Fui atrás da riqueza verdadeira, de um lugar melhor pra viver, e percebi que  eu queria era o mundo inteiro, eu queria voar!
 Hoje moro aqui nessa mansão chamada planeta terra!
  Eu estava emocionada.
Ele sorria com uma felicidade que jamais vi na vida, e continuou:
- Nessas minhas andanças, conheci os mais lindos jardins, tive o céu como teto, as estrelas e a lua como luxuosos lustres e a liberdade como religião.
Volta e meia encontro uma cachoeira e me purifico.
Gosto do silêncio da minha própria companhia, mas também gosto de cantar, ouvir os passarinhos e o barulho das águas.
O vento é meu pai, ele que me guia pelos caminhos.
 Nunca tive uma esposa ,mas também sou rico de amor, Deus não teria criado essa beleza toda que é a natureza se ele não amasse a gente, moça.
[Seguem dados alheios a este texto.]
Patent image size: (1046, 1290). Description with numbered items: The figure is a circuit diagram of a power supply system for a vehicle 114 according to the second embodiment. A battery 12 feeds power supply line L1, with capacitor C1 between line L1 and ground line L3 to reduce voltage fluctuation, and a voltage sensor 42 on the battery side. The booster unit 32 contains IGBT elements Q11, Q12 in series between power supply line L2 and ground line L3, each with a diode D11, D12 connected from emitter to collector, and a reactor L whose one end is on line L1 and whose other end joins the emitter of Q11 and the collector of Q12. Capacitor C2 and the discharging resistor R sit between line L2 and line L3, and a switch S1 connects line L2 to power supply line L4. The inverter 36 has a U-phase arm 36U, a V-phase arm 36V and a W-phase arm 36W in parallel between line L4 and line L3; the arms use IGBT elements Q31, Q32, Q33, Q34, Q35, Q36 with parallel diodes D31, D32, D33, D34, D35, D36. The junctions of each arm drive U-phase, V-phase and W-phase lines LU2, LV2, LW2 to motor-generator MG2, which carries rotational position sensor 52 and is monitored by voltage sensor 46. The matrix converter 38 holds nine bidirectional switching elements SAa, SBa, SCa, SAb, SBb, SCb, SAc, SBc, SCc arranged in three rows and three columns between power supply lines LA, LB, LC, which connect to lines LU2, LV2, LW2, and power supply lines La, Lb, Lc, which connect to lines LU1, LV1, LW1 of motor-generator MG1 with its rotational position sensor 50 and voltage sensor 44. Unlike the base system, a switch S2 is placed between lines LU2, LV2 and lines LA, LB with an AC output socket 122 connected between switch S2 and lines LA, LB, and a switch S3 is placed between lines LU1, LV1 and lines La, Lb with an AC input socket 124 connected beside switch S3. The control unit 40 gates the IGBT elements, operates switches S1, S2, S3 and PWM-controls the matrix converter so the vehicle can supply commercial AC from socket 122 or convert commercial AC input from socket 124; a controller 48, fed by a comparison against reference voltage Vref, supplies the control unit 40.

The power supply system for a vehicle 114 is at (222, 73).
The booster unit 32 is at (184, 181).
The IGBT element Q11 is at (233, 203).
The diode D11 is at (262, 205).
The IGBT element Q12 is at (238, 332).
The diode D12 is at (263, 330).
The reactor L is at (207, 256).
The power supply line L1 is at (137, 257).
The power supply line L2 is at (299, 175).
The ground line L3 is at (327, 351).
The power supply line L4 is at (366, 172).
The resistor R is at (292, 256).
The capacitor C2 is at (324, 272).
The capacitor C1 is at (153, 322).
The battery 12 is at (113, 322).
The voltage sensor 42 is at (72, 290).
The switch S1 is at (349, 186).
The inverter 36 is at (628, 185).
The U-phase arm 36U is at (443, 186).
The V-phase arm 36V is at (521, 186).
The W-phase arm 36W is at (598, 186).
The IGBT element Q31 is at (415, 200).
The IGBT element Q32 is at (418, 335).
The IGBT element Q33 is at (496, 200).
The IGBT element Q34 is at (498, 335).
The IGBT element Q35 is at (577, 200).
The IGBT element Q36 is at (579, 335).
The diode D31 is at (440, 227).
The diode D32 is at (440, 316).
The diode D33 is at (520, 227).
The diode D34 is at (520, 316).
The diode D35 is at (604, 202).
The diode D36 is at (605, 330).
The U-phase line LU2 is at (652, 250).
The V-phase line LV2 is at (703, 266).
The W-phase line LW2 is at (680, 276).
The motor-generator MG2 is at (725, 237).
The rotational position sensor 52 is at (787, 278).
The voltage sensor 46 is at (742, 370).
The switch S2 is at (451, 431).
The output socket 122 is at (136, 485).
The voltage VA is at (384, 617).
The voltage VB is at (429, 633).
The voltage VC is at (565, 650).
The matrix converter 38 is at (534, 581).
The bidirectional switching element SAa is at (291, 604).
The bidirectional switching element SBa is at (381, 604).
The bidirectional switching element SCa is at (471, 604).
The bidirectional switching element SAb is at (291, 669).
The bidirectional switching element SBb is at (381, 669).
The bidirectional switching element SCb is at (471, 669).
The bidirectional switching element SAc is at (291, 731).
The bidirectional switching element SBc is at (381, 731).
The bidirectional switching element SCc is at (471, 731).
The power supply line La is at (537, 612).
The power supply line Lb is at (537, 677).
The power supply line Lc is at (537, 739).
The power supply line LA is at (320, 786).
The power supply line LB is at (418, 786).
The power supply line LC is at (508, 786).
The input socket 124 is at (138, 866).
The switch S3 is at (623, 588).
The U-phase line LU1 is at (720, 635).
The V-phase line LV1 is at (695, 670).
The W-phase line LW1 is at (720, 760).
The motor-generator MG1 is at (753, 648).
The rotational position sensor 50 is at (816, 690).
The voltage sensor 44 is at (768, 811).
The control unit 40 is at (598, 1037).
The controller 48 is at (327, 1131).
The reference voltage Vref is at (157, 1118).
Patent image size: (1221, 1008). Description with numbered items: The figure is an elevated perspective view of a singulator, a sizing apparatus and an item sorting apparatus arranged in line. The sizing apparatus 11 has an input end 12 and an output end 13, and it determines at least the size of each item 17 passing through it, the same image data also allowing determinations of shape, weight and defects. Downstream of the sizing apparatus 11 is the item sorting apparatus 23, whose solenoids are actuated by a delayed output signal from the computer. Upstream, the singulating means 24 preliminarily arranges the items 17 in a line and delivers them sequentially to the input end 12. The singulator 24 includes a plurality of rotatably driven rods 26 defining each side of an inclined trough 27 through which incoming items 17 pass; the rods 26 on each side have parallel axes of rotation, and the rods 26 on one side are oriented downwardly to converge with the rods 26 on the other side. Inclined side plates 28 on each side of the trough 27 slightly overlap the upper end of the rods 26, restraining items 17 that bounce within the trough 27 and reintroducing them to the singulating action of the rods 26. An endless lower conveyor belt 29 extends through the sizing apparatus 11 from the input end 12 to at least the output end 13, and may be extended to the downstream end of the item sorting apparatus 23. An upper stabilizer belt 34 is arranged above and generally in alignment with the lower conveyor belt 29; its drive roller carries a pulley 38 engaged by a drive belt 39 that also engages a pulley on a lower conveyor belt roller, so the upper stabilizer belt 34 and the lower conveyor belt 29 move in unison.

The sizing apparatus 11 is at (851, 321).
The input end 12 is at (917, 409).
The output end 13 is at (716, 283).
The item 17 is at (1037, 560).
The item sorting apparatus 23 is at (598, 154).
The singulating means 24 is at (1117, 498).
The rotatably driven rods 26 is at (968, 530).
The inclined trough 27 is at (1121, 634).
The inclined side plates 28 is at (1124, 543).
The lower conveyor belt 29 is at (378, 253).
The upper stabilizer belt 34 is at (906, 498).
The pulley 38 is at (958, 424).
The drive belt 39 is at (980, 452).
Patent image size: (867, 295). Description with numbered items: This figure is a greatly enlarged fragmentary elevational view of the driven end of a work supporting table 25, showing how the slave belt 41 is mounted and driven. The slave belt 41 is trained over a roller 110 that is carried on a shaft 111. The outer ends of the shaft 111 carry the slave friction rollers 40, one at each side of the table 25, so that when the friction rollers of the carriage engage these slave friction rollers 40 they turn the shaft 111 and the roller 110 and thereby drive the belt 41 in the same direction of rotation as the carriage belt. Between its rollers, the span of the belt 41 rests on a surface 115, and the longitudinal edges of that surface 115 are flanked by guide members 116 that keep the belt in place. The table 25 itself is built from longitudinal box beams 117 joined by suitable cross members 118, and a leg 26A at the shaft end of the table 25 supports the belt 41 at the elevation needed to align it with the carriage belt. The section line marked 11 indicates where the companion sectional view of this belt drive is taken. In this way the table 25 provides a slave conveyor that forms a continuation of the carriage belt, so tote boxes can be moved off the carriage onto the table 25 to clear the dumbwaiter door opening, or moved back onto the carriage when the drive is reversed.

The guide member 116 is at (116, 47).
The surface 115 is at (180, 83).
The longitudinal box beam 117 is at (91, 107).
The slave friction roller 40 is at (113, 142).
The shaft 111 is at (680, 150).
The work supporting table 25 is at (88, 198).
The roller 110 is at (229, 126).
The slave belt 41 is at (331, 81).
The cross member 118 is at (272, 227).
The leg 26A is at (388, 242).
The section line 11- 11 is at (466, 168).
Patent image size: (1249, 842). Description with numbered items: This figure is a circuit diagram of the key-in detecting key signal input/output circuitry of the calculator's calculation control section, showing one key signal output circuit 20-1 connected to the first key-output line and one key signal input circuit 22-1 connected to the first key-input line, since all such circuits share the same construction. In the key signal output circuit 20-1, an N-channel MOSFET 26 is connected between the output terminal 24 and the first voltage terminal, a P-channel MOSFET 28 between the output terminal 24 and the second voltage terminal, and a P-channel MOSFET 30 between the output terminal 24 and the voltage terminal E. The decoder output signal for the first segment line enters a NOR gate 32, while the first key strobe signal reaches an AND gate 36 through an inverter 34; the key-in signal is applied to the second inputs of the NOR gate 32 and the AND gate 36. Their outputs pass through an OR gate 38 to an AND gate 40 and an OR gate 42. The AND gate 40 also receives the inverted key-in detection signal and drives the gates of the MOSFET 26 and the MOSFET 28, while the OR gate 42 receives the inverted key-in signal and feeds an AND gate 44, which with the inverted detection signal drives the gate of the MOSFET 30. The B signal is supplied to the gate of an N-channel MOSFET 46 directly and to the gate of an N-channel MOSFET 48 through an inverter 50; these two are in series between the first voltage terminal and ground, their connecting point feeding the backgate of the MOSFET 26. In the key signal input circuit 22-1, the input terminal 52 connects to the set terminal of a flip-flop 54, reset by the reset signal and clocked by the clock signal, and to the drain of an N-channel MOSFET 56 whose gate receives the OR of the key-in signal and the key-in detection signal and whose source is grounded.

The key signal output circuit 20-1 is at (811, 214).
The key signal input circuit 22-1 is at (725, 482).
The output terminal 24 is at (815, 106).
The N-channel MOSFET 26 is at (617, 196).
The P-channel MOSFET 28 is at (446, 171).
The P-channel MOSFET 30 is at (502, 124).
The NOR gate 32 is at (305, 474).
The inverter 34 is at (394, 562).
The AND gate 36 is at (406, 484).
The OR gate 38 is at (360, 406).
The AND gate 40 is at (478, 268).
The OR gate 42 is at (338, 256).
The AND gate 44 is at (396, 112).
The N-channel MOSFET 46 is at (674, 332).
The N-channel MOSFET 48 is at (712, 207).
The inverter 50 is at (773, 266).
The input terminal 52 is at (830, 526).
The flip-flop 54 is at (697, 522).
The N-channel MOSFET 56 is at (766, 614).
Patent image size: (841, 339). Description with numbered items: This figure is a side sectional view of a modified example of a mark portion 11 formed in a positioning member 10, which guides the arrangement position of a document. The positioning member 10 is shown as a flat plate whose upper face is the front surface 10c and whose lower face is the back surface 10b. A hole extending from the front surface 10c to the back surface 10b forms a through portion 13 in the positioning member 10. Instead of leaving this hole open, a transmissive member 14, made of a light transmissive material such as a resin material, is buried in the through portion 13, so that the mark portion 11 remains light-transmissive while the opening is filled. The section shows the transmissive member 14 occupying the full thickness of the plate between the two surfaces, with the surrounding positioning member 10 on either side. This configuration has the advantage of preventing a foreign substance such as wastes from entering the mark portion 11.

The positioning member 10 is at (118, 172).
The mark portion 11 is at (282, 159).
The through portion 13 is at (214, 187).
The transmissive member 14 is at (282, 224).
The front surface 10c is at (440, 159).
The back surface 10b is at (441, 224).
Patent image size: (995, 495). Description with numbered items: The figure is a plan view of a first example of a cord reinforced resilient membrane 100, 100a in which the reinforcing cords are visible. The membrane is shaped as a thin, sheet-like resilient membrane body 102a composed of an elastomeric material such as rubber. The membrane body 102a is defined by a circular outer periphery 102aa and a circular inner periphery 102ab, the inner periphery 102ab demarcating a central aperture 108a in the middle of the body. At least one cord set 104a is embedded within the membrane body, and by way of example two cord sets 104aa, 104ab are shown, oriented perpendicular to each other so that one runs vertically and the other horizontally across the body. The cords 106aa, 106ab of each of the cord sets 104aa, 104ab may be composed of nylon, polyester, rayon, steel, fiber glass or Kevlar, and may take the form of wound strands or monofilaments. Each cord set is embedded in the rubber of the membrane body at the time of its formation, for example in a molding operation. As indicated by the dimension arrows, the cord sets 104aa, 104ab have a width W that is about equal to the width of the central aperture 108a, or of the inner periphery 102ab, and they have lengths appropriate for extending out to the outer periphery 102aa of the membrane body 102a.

As vezes dou um doce para uma criança pobre ou ajudo alguém que precisa. Eles me sorriem com amor.Eu tenho todo amor que preciso!
 Nunca sentei em uma cadeira de escola,mas aprendo com cada árvore, com cada batida do meu coração. Aprendo com os ciclos da natureza e sei que esse é meu maior aprendizado. Tudo passa filha! As vezes caem umas tempestades que até as árvores mais fortes ficam com os galhos quebrados, Mas aí a chuva passa, vem o sol, vem o arco-iris de brinde, e elas se regeneram e ficam ainda mais formosas.
A vida da gente é assim também, feita de ciclos- me olhou com ternura antes de prosseguir- Percebi que até nos pântanos mais escuros nascem flores , e elas não se importam com o feio que está ao redor delas, elas têem a liberdade de ser quem são, flores lindas, que deixam os pântanos um pouquinho menos feios.
parou de falar e ficou quieto me observando, olhava meu rosto banhado em lágrimas, me abraçou forte, e eu me senti tão amparada e leve como não sentia desde a infância.
   -Agora eu tenho que ir filha o vento tá soprando pro lado de lá! Não esquece que você é uma árvore linda e forte, e vai sobreviver á tempestade. Tenha fé.
   Dizendo isso o filho do vento me deu um ultimo sorriso e partiu.
Foi embora junto com o pai.
Nunca mais encontrei o filho do vento As vezes me pergunto se ele não foi uma fantasia da minha mente , ou da vodka, mas suas palavras, encontro todo dia, ficaram gravadas em mim, Elas me ajudam a suportar as tempestades com mais serenidade sabendo que depois vem o sol, e o arco-iris de brinde.